Я расхохотался. Главная причина отказа сотрудничества наших и немецких спецслужб была совсем в другом – сотрудники спецслужб боялись нарушить неприкосновенность государственных органов.
- Вот-вот, - улыбнулся Женя. – Я тоже чуть не рассмеялся при этой фразе. Я спросил, почему Шпенгель не скажет настоящую причину бездействия их служб. Он долго молчал. Но я умею настаивать.
- И убеждать, - продолжил я.
- И убеждать, - согласился Наперстков. – Шпенгель поведал мне интересную историю. Он родился в Германии в городе Штендаль в 120 км от Берлина. В 32 года был принят в одну из самых известных спецслужб Берлина и через 7 лет дослужился до звания майора. Провел несколько операций по освобождению заложников, одна из которых – Ганноверская.
Я присвистнул. Операция, которая длилась больше месяца и закончилась полным освобождением 123 заложников и захватом 37 террористов. Об этом происшествии очень долго говорили в кругах элиты.
- Шпенгель вышел в отставку два года назад, но неформально работал в одной из преуспевающих фирм в Берлине. Четыре месяца назад он уволился и переехал в Россию, в Сочи.
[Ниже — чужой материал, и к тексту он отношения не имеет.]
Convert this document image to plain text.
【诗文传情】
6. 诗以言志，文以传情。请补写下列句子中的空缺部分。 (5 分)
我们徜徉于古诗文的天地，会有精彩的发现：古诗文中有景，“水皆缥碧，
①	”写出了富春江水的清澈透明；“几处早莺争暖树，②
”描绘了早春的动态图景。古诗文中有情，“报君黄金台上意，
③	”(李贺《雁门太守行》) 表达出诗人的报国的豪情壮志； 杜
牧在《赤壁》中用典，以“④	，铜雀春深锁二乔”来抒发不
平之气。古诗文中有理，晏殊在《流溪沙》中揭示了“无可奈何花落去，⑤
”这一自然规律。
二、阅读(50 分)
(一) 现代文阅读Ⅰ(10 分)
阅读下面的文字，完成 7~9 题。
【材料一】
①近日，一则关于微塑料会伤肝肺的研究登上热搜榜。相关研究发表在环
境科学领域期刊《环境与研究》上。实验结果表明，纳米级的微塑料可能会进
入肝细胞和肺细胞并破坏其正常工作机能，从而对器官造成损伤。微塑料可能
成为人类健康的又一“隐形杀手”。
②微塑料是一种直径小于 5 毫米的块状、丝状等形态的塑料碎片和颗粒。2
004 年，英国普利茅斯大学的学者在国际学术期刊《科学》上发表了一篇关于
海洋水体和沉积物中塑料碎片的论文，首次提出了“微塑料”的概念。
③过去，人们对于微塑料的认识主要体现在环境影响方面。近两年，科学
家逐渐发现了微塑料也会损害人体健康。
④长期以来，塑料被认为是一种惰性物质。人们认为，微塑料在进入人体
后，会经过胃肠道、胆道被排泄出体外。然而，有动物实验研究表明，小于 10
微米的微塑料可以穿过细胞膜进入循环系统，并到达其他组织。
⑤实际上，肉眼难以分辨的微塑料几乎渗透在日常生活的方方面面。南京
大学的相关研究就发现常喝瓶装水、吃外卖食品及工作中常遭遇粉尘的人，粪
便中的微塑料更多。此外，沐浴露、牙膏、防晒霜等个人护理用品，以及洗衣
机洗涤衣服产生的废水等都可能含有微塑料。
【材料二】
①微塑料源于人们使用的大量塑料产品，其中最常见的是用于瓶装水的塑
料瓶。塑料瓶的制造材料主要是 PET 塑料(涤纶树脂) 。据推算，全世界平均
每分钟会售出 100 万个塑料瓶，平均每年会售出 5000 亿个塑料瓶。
Тут же он сменил имя и отчество на русские, оставив прежнюю фамилию. Но, видишь ли, Шпенгель не имеет права иметь два паспорта или двойное гражданство. Поэтому он десять дней назад улетел в Германию, чтобы уладить все формальности с двойным гражданством. А когда вернулся – обнаружил, что его табельный пистолет пропал.
- Откуда у него наш пистолет Макарова?
- Он их коллекционирует.
- Откуда знаешь?
- Он сам сказал.
- Зарегистрированный по всем правилам.
- Я тоже об этом думал.
- А что он?
- Говорит, что не хочет неприятностей с местными властями.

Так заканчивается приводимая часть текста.